“A Arte é um fato”, diz Roland Barthes (1915-1980) na obra “O óbvio e o obtuso”. Essa afirmação do pensador francês reverbera em mim. Apesar do caráter efêmero do instante, o fato da arte é inegável. O teatro, por exemplo, é uma factualidade concretizada no instante da apresentação. O espetáculo teatral se materializa no instante da encenação, e este fato fica gravado no instante do tempo e na memória de quem testemunha. Portanto, sendo a arte um fato, o teatro é um fato no instante.
O caráter pluri-artístico do fazer teatro, agregador de outras artes no seu próprio existir, auxilia na captura do instante pelas lentes da alma dos espectadores que imprimem na memória os afetos suscitados na experiência. Essa alma seria a nossa força vital, afastada da concepção ocidental judaico-cristã de alma. A arte em geral, o teatro, em específico, dialogam com essa parte fundante da nossa humanidade, essa força vital, e, por isso, nos afetam.

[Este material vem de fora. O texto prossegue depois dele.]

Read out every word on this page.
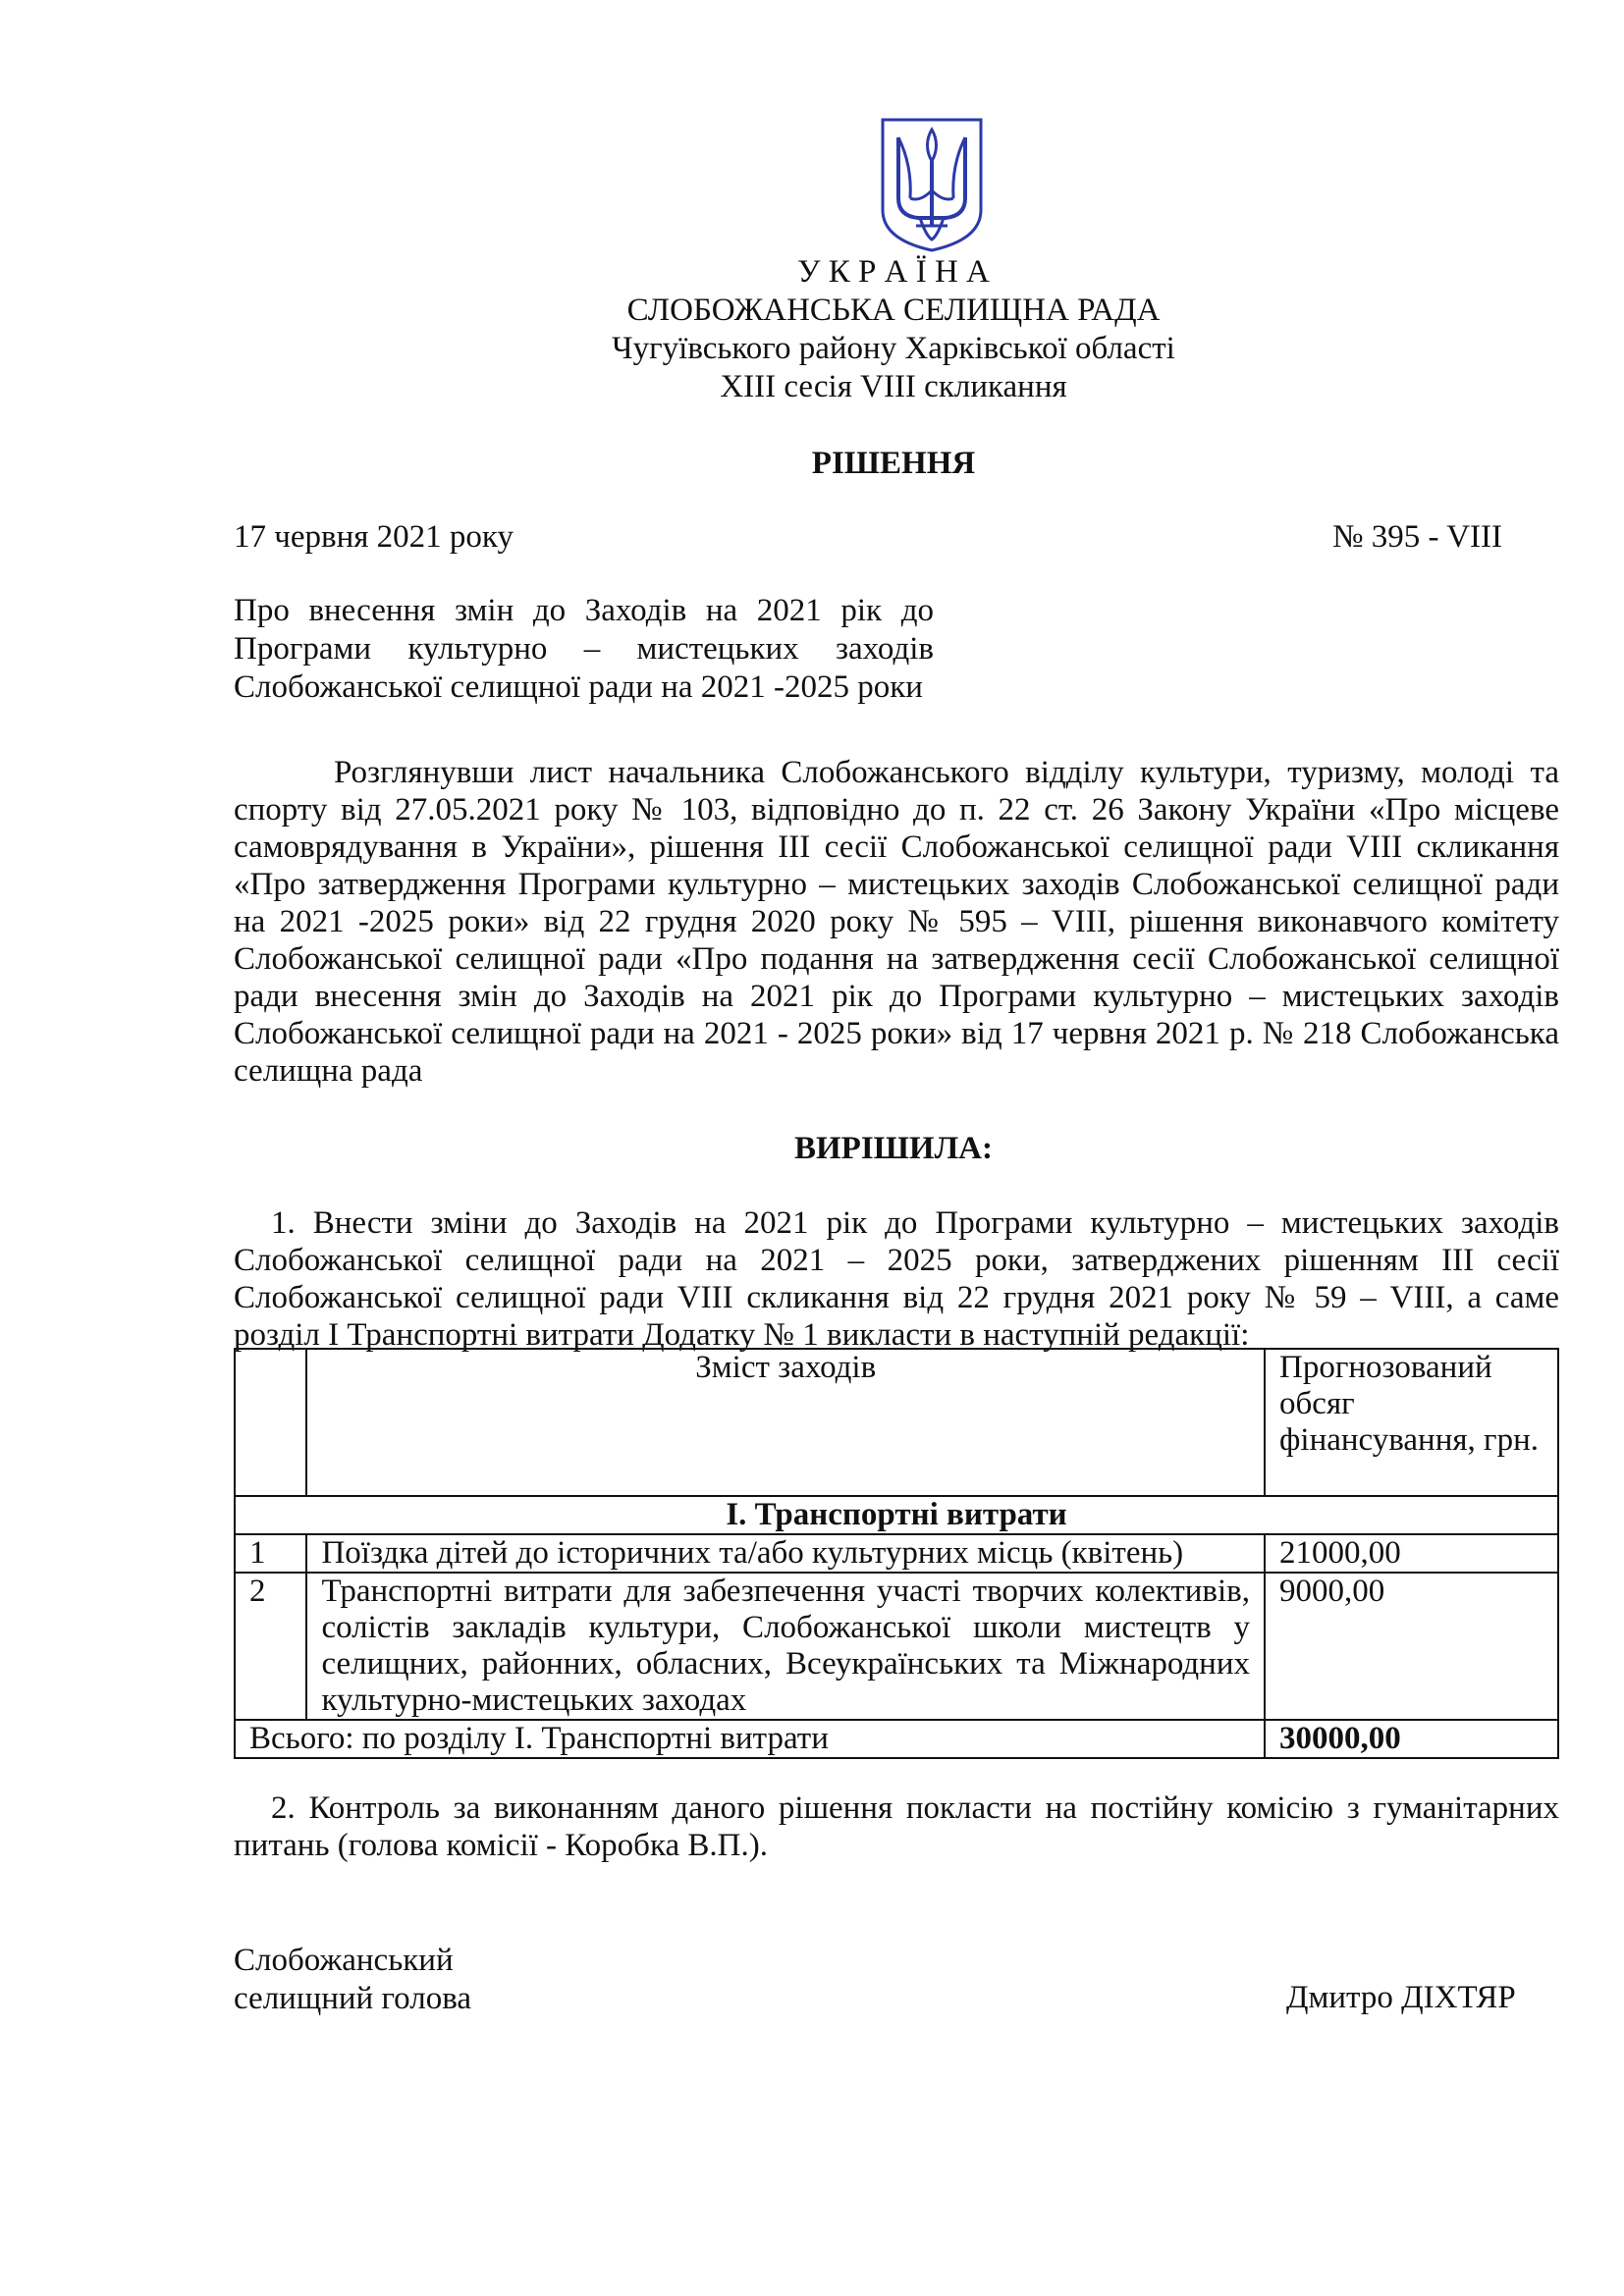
У К Р А Ї Н А
СЛОБОЖАНСЬКА СЕЛИЩНА РАДА
Чугуївського району Харківської області
XIII сесія VIII скликання
РІШЕННЯ
17 червня 2021 року	№ 395 - VIII
Про внесення змін до Заходів на 2021 рік до
Програми культурно – мистецьких заходів
Слобожанської селищної ради на 2021 -2025 роки
Розглянувши лист начальника Слобожанського відділу культури, туризму, молоді та
спорту від 27.05.2021 року № 103, відповідно до п. 22 ст. 26 Закону України «Про місцеве
самоврядування в України», рішення ІІІ сесії Слобожанської селищної ради VIII скликання
«Про затвердження Програми культурно – мистецьких заходів Слобожанської селищної ради
на 2021 -2025 роки» від 22 грудня 2020 року № 595 – VIII, рішення виконавчого комітету
Слобожанської селищної ради «Про подання на затвердження сесії Слобожанської селищної
ради внесення змін до Заходів на 2021 рік до Програми культурно – мистецьких заходів
Слобожанської селищної ради на 2021 - 2025 роки» від 17 червня 2021 р. № 218 Слобожанська
селищна рада
ВИРІШИЛА:
1. Внести зміни до Заходів на 2021 рік до Програми культурно – мистецьких заходів
Слобожанської селищної ради на 2021 – 2025 роки, затверджених рішенням ІІІ сесії
Слобожанської селищної ради VIII скликання від 22 грудня 2021 року № 59 – VIII, а саме
розділ І Транспортні витрати Додатку № 1 викласти в наступній редакції:
	Зміст заходів	Прогнозований
обсяг
фінансування, грн.

І. Транспортні витрати		
1	Поїздка дітей до історичних та/або культурних місць (квітень)	21000,00
2	Транспортні витрати для забезпечення участі творчих колективів,
солістів закладів культури, Слобожанської школи мистецтв у
селищних, районних, обласних, Всеукраїнських та Міжнародних
культурно-мистецьких заходах	9000,00
Всього: по розділу І. Транспортні витрати		30000,00
2. Контроль за виконанням даного рішення покласти на постійну комісію з гуманітарних
питань (голова комісії - Коробка В.П.).
Слобожанський
селищний голова	Дмитро ДІХТЯР
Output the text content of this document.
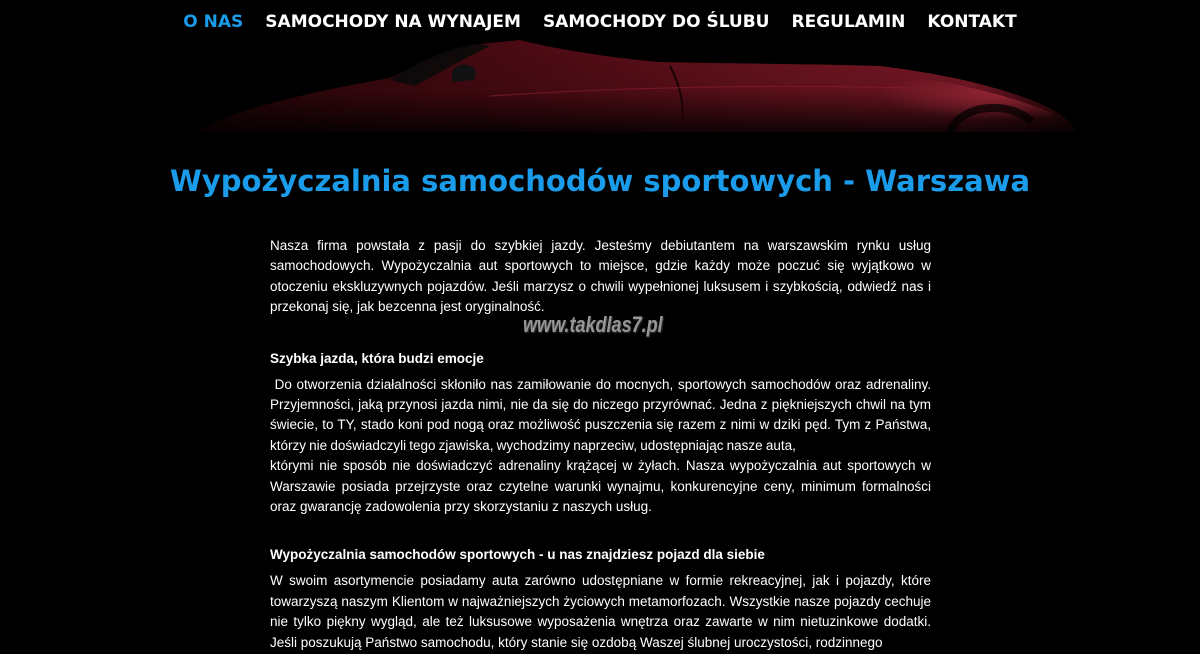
O NAS SAMOCHODY NA WYNAJEM SAMOCHODY DO ŚLUBU REGULAMIN KONTAKT
Wypożyczalnia samochodów sportowych - Warszawa

Nasza firma powstała z pasji do szybkiej jazdy. Jesteśmy debiutantem na warszawskim rynku usług samochodowych. Wypożyczalnia aut sportowych to miejsce, gdzie każdy może poczuć się wyjątkowo w otoczeniu ekskluzywnych pojazdów. Jeśli marzysz o chwili wypełnionej luksusem i szybkością, odwiedź nas i przekonaj się, jak bezcenna jest oryginalność.

Szybka jazda, która budzi emocje

Do otworzenia działalności skłoniło nas zamiłowanie do mocnych, sportowych samochodów oraz adrenaliny. Przyjemności, jaką przynosi jazda nimi, nie da się do niczego przyrównać. Jedna z piękniejszych chwil na tym świecie, to TY, stado koni pod nogą oraz możliwość puszczenia się razem z nimi w dziki pęd. Tym z Państwa, którzy nie doświadczyli tego zjawiska, wychodzimy naprzeciw, udostępniając nasze auta,

którymi nie sposób nie doświadczyć adrenaliny krążącej w żyłach. Nasza wypożyczalnia aut sportowych w Warszawie posiada przejrzyste oraz czytelne warunki wynajmu, konkurencyjne ceny, minimum formalności oraz gwarancję zadowolenia przy skorzystaniu z naszych usług.

Wypożyczalnia samochodów sportowych - u nas znajdziesz pojazd dla siebie

W swoim asortymencie posiadamy auta zarówno udostępniane w formie rekreacyjnej, jak i pojazdy, które towarzyszą naszym Klientom w najważniejszych życiowych metamorfozach. Wszystkie nasze pojazdy cechuje nie tylko piękny wygląd, ale też luksusowe wyposażenia wnętrza oraz zawarte w nim nietuzinkowe dodatki. Jeśli poszukują Państwo samochodu, który stanie się ozdobą Waszej ślubnej uroczystości, rodzinnego

www.takdlas7.pl
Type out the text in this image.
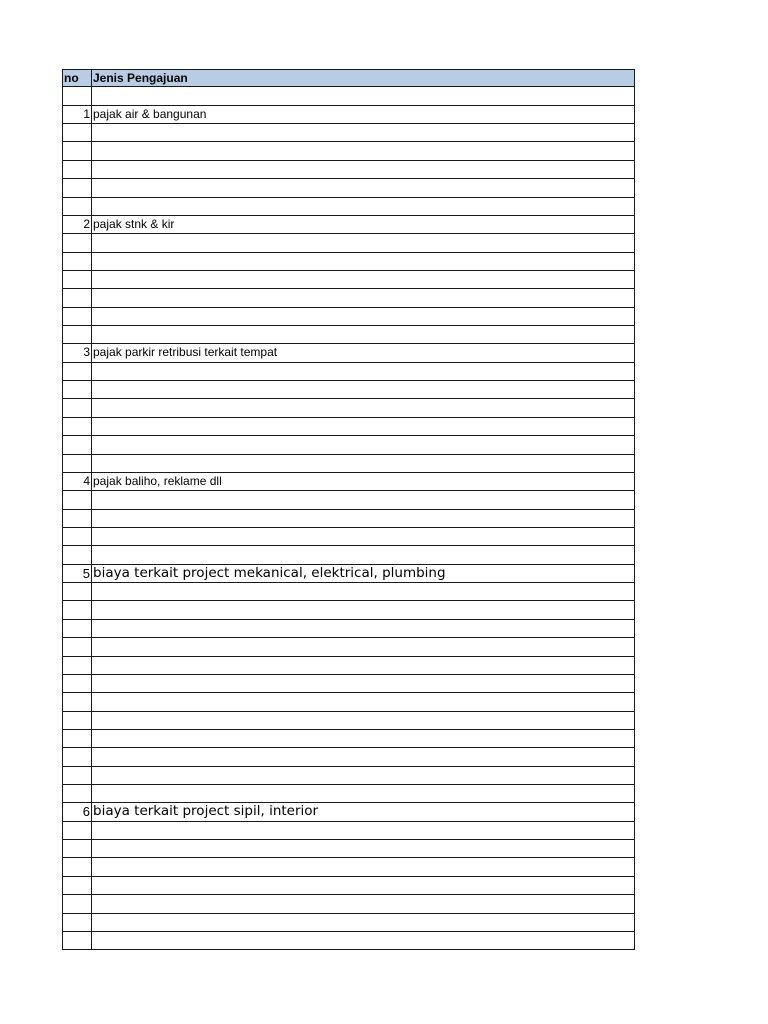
no	Jenis Pengajuan
1 pajak air & bangunan
2 pajak stnk & kir
3 pajak parkir retribusi terkait tempat
4 pajak baliho, reklame dll
5 biaya terkait project mekanical, elektrical, plumbing
6 biaya terkait project sipil, interior
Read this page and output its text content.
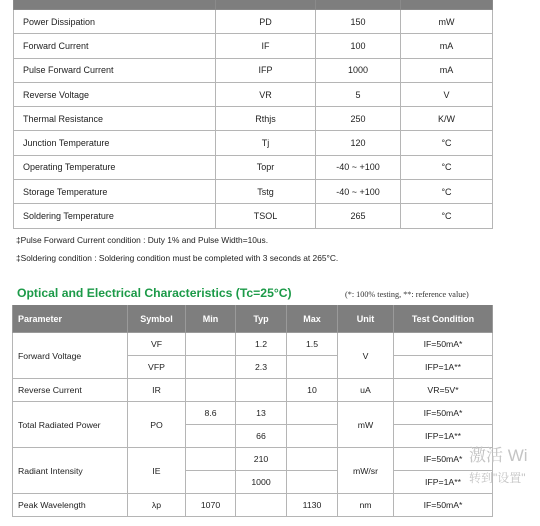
Power Dissipation	PD	150	mW
Forward Current	IF	100	mA
Pulse Forward Current	IFP	1000	mA
Reverse Voltage	VR	5	V
Thermal Resistance	Rthjs	250	K/W
Junction Temperature	Tj	120	°C
Operating Temperature	Topr	-40 ~ +100	°C
Storage Temperature	Tstg	-40 ~ +100	°C
Soldering Temperature	TSOL	265	°C
‡Pulse Forward Current condition : Duty 1% and Pulse Width=10us.
‡Soldering condition : Soldering condition must be completed with 3 seconds at 265°C.
Optical and Electrical Characteristics (Tc=25°C)	(*: 100% testing, **: reference value)
Parameter	Symbol	Min	Typ	Max	Unit	Test Condition
Forward Voltage	VF		1.2	1.5	V	IF=50mA*
	VFP		2.3			IFP=1A**
Reverse Current	IR			10	uA	VR=5V*
Total Radiated Power	PO	8.6	13		mW	IF=50mA*
			66			IFP=1A**
Radiant Intensity	IE		210		mW/sr	IF=50mA*
			1000			IFP=1A**
Peak Wavelength	λp	1070		1130	nm	IF=50mA*
激活 Wi
转到"设置"
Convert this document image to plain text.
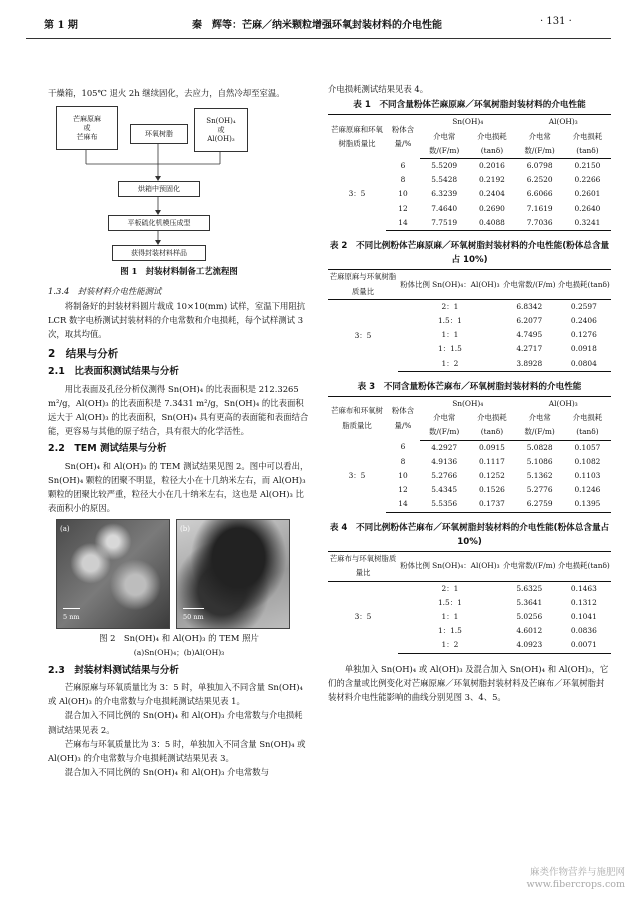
第 1 期	秦　辉等：芒麻／纳米颗粒增强环氧封装材料的介电性能	· 131 ·

干燥箱，105℃ 退火 2h 继续固化，去应力，自然冷却至室温。

芒麻原麻
或
芒麻布	环氧树脂
Sn(OH)₄
或
Al(OH)₃
烘箱中预固化
平板硫化机模压成型
获得封装材料样品
图 1　封装材料制备工艺流程图

1.3.4　封装材料介电性能测试

将制备好的封装材料圆片裁成 10×10(mm) 试样，室温下用阻抗 LCR 数字电桥测试封装材料的介电常数和介电损耗，每个试样测试 3 次，取其均值。

2　结果与分析
2.1　比表面积测试结果与分析

用比表面及孔径分析仪测得 Sn(OH)₄ 的比表面积是 212.3265 m²/g，Al(OH)₃ 的比表面积是 7.3431 m²/g，Sn(OH)₄ 的比表面积远大于 Al(OH)₃ 的比表面积，Sn(OH)₄ 具有更高的表面能和表面结合能，更容易与其他的原子结合，具有很大的化学活性。

2.2　TEM 测试结果与分析

Sn(OH)₄ 和 Al(OH)₃ 的 TEM 测试结果见图 2。图中可以看出，Sn(OH)₄ 颗粒的团聚不明显，粒径大小在十几纳米左右，而 Al(OH)₃ 颗粒的团聚比较严重，粒径大小在几十纳米左右，这也是 Al(OH)₃ 比表面积小的原因。

(a)
5 nm
(b)
50 nm

图 2　Sn(OH)₄ 和 Al(OH)₃ 的 TEM 照片

(a)Sn(OH)₄；(b)Al(OH)₃

2.3　封装材料测试结果与分析

芒麻原麻与环氧质量比为 3：5 时，单独加入不同含量 Sn(OH)₄ 或 Al(OH)₃ 的介电常数与介电损耗测试结果见表 1。

混合加入不同比例的 Sn(OH)₄ 和 Al(OH)₃ 介电常数与介电损耗测试结果见表 2。

芒麻布与环氧质量比为 3：5 时，单独加入不同含量 Sn(OH)₄ 或 Al(OH)₃ 的介电常数与介电损耗测试结果见表 3。

混合加入不同比例的 Sn(OH)₄ 和 Al(OH)₃ 介电常数与

介电损耗测试结果见表 4。

表 1　不同含量粉体芒麻原麻／环氧树脂封装材料的介电性能
芒麻原麻和环氧树脂质量比	粉体含量/%	Sn(OH)₄		Al(OH)₃	
		介电常数/(F/m)	介电损耗(tanδ)	介电常数/(F/m)	介电损耗(tanδ)
3：5	6	5.5209	0.2016	6.0798	0.2150
	8	5.5428	0.2192	6.2520	0.2266
	10	6.3239	0.2404	6.6066	0.2601
	12	7.4640	0.2690	7.1619	0.2640
	14	7.7519	0.4088	7.7036	0.3241
表 2　不同比例粉体芒麻原麻／环氧树脂封装材料的介电性能(粉体总含量占 10%)
芒麻原麻与环氧树脂质量比	粉体比例 Sn(OH)₄：Al(OH)₃	介电常数/(F/m)	介电损耗(tanδ)
3：5	2：1	6.8342	0.2597
	1.5：1	6.2077	0.2406
	1：1	4.7495	0.1276
	1：1.5	4.2717	0.0918
	1：2	3.8928	0.0804
表 3　不同含量粉体芒麻布／环氧树脂封装材料的介电性能
芒麻布和环氧树脂质量比	粉体含量/%	Sn(OH)₄		Al(OH)₃	
		介电常数/(F/m)	介电损耗(tanδ)	介电常数/(F/m)	介电损耗(tanδ)
3：5	6	4.2927	0.0915	5.0828	0.1057
	8	4.9136	0.1117	5.1086	0.1082
	10	5.2766	0.1252	5.1362	0.1103
	12	5.4345	0.1526	5.2776	0.1246
	14	5.5356	0.1737	6.2759	0.1395
表 4　不同比例粉体芒麻布／环氧树脂封装材料的介电性能(粉体总含量占 10%)
芒麻布与环氧树脂质量比	粉体比例 Sn(OH)₄：Al(OH)₃	介电常数/(F/m)	介电损耗(tanδ)
3：5	2：1	5.6325	0.1463
	1.5：1	5.3641	0.1312
	1：1	5.0256	0.1041
	1：1.5	4.6012	0.0836
	1：2	4.0923	0.0071

单独加入 Sn(OH)₄ 或 Al(OH)₃ 及混合加入 Sn(OH)₄ 和 Al(OH)₃，它们的含量或比例变化对芒麻原麻／环氧树脂封装材料及芒麻布／环氧树脂封装材料介电性能影响的曲线分别见图 3、4、5。

麻类作物营养与施肥网
www.fibercrops.com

São afetos líricos que nos elevam ao estado de poesia nutrindo, assim, a força vital do nosso existir. Isso quer dizer que, na factualidade do instante em que capturamos e nos afetamos pela arte encenada, alimentamos a força vital do nosso ser. E esse é o poder da arte.
Acho lindo perceber que a materialidade do teatro está justamente na efemeridade vivida no instante, e a sua maior forma de registro é a da memória afetada de quem a absorveu. As tecnologias também registram e, de alguma forma, eternizam na contante do tempo a materialidade daquela arte, mas essas são ferramentas para que mais pessoas testemunhem e imprimam na suas memórias afetivas o instante daquela apresentação.
Não sei se estou muito abstrata e filosófica hoje. Mas a dureza dos nossos dias me levam a fugir para as reflexões sobre o ser e a arte. Para não ser mais um texto que chora mais um jovem negro morto pelo estado genocida brasileiro, preferi pensar sobre o quanto o teatro tem o poder de nos levar a reflexões tão íntimas e movimentadoras que abalam as nossas realidades.
Uma peça que reflete a nossa escrevivência coletiva com muita sensibilidade na forma de marcar a minha memória com afetos é “Os desertos de Laíde” dirigida por Luíz Monteiro e encenada por Tatiana Henrique e Juciara Áwô. Testemunhei instantes fruitivos na apresentação que não consigo mais receber notícias de crianças negras assassinadas sem que a voz abissal de Tatiana Henrique gritasse as dores das mães que ecoam no amarelado da minha mente. É isso. O teatro é um poderoso instante que vem abalar as factualidades da vida.